The last thing the boy heard, before he dropped into a sound sleep, was the uneasy breathing of the dog. After a time he awoke with a start. Captain Joe was bristling and growling.
“You ornery pup,” Case whispered, “keep still! You’ll wake the boys up! What do you see out there to growl at?”
Captain Joe advanced to the prow of the boat and pointed with a quivering nose to the east wall of the canyon. Then he looked back at Case and invited an apology for previous coarse treatment!
Case looked and turned back to awake the other boys, then changed his mind and stood waiting. On a descending shelf of rock five hundred feet above the level of the river, a white object could be seen creeping slowly downward. It was in the shadow at first, but presently came into a light reflected from the opposite wall.
Then the boys saw a white horse without a head and a white rider, also without a head! The horse moved slowly down the shelf toward the river, and the rider sat upright and stiff, not swaying at all with the motions of the horse! While Case looked the pair, the white horse and the white rider, came to an abrupt ending in the shelf.
To the amazement of the lad they did not stop there. They went on over the edge of the precipice and something white fell down, down, to a rocky bed below. As the white thing shot through the air a shriek of terror echoed over the canyon, and then all was still.
Case watched and listened with a wildly beating heart. The horse and rider had certainly gone down the precipice! He awoke Don and told him of what he had seen. Don looked serious.

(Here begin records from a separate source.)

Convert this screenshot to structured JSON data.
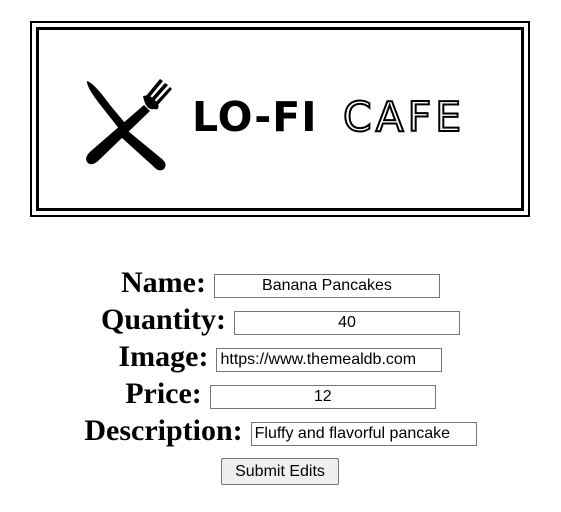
{
  "logo": {
    "text_bold": "LO-FI",
    "text_outline": "CAFE",
    "icon": "knife-fork-icon"
  },
  "form": {
    "name_label": "Name:",
    "name_value": "Banana Pancakes",
    "quantity_label": "Quantity:",
    "quantity_value": "40",
    "image_label": "Image:",
    "image_value": "https://www.themealdb.com",
    "price_label": "Price:",
    "price_value": "12",
    "description_label": "Description:",
    "description_value": "Fluffy and flavorful pancake",
    "submit_label": "Submit Edits"
  }
}
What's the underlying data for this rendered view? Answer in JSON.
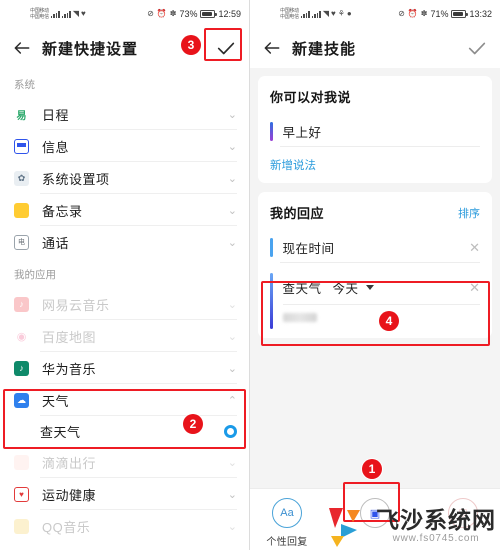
{
  "left": {
    "status": {
      "carrier_line1": "中国移动",
      "carrier_line2": "中国电信",
      "battery": "73%",
      "time": "12:59"
    },
    "appbar": {
      "title": "新建快捷设置",
      "back_icon": "back-arrow-icon",
      "confirm_icon": "check-icon"
    },
    "sections": [
      {
        "label": "系统",
        "items": [
          {
            "label": "日程",
            "icon": "calendar-icon",
            "glyph": "易",
            "dim": false
          },
          {
            "label": "信息",
            "icon": "message-icon",
            "glyph": "",
            "dim": false
          },
          {
            "label": "系统设置项",
            "icon": "settings-icon",
            "glyph": "✿",
            "dim": false
          },
          {
            "label": "备忘录",
            "icon": "memo-icon",
            "glyph": "",
            "dim": false
          },
          {
            "label": "通话",
            "icon": "phone-icon",
            "glyph": "电",
            "dim": false
          }
        ]
      },
      {
        "label": "我的应用",
        "items": [
          {
            "label": "网易云音乐",
            "icon": "netease-music-icon",
            "glyph": "♪",
            "dim": true
          },
          {
            "label": "百度地图",
            "icon": "baidu-map-icon",
            "glyph": "◉",
            "dim": true
          },
          {
            "label": "华为音乐",
            "icon": "huawei-music-icon",
            "glyph": "♪",
            "dim": false
          },
          {
            "label": "天气",
            "icon": "weather-icon",
            "glyph": "☁",
            "dim": false,
            "expanded": true,
            "children": [
              {
                "label": "查天气",
                "selected": true
              }
            ]
          },
          {
            "label": "滴滴出行",
            "icon": "didi-icon",
            "glyph": "",
            "dim": true
          },
          {
            "label": "运动健康",
            "icon": "health-icon",
            "glyph": "♥",
            "dim": false
          },
          {
            "label": "QQ音乐",
            "icon": "qq-music-icon",
            "glyph": "",
            "dim": true
          }
        ]
      }
    ],
    "chevron_down": "⌄",
    "chevron_up": "⌃"
  },
  "right": {
    "status": {
      "carrier_line1": "中国移动",
      "carrier_line2": "中国电信",
      "battery": "71%",
      "time": "13:32"
    },
    "appbar": {
      "title": "新建技能",
      "back_icon": "back-arrow-icon",
      "confirm_icon": "check-icon"
    },
    "say_card": {
      "title": "你可以对我说",
      "phrases": [
        {
          "text": "早上好"
        }
      ],
      "add_link": "新增说法"
    },
    "reply_card": {
      "title": "我的回应",
      "sort_link": "排序",
      "actions": [
        {
          "text": "现在时间",
          "close_icon": "close-icon"
        },
        {
          "text": "查天气",
          "selector_value": "今天",
          "close_icon": "close-icon",
          "has_blurred_value": true
        }
      ]
    },
    "tabbar": [
      {
        "label": "个性回复",
        "glyph": "Aa",
        "name": "tab-personal-reply"
      },
      {
        "label": "",
        "glyph": "▣",
        "name": "tab-app-action"
      },
      {
        "label": "",
        "glyph": "♡",
        "name": "tab-more"
      }
    ]
  },
  "annotations": {
    "badge1": "1",
    "badge2": "2",
    "badge3": "3",
    "badge4": "4"
  },
  "watermark": {
    "title": "飞沙系统网",
    "url": "www.fs0745.com"
  }
}
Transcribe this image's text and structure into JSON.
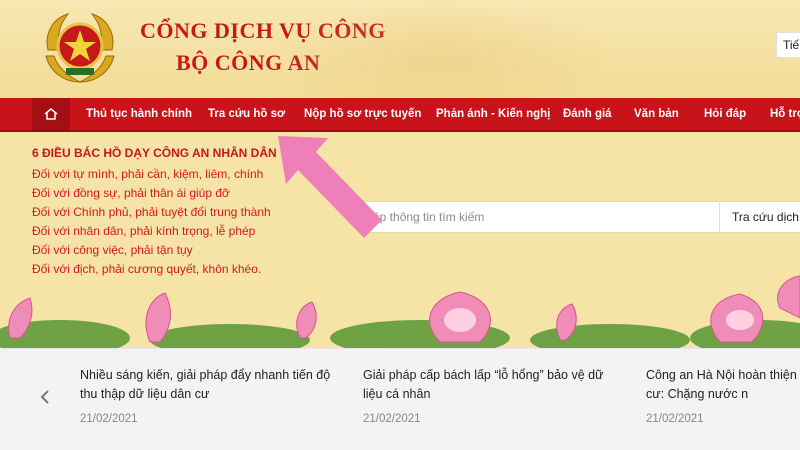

“It is the ghost of the canyon,” he said. “For years, on moonlight nights, the horse and rider have gone over the precipice. It is said that a rider met death there years ago, and that his bones, and the bones of his horse, were found at the bottom of the precipice by a hunter. For a long time no one would come within sight of that shelf at night.”
“I don’t believe in ghosts!” Case asserted. “I don’t believe it was a ghost at all! It is some trick to drive us away!”